Jennie's father is a part of the website which published an article about Jennie. It doesn't detract from my understanding of the story much, but I felt this fact diminished Jennie's accomplishment in some small way. Not in any meaningful way of course, but I wonder if this story would have been published if Jennie's father was not part of Evolver.fm's parent company.
> "The best part is the feeling of accomplishment and knowing that I made a hack that people reacted positively to."
Amazing what positive feedback can do.
Jen is as smart and motivated a 17-year-old I've ever met, and she solved a real pain point of mine with nothing but one day of a two-day hackathon and a greasemonkey script.
But.
If I were her, and the judges were commanding applause from the audience with specific references to my age and gender (this happened twice) instead of my app and skill - if I became this symbolic object of a story we all want to tell - I don't know how I'd feel about that. I wonder how she feels about it, especially in light of stmchn's comment on winning.

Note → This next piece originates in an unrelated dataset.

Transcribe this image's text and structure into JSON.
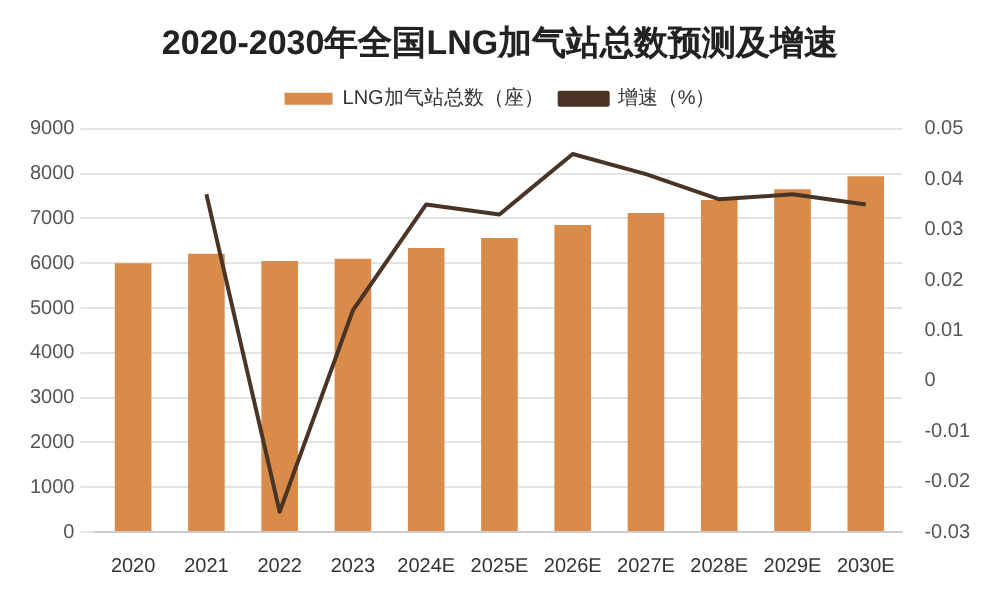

Personally, I wish we lived in a world where this headline could read "Smart kid wins with cool hack." I guess when stories like this are no longer news, we'll know we've achieved normalcy.
At our last CodeDay in Seattle, a 17-year old HS student built an app that's received over 175,000 downloads on Google Play. http://www.geekwire.com/2013/student-programmer-creates-succ...
We've run CodeDay in five cities so far, with 30-100 students attending each event. If anything, it's a good sign that we can change the culture at the high school level and get more students into technology.
Sadly, a lot of high schools don't even offer this class in the first place. I think the program at my old high school even got shut down.
YMMV, this is judged from local state college/community college.
about the education system, I'm of the opinion that high school is mostly a waste of time; I dropped out 2 years early and got a GED instead. (Don't try this at home.)
In other words, I'd expect the AP Computer Science class to be roughly equivalent to "CS 101" or "CS 1A", or whatever they happen to call the CS class where you learn what about conditionals, loops and basic variables is.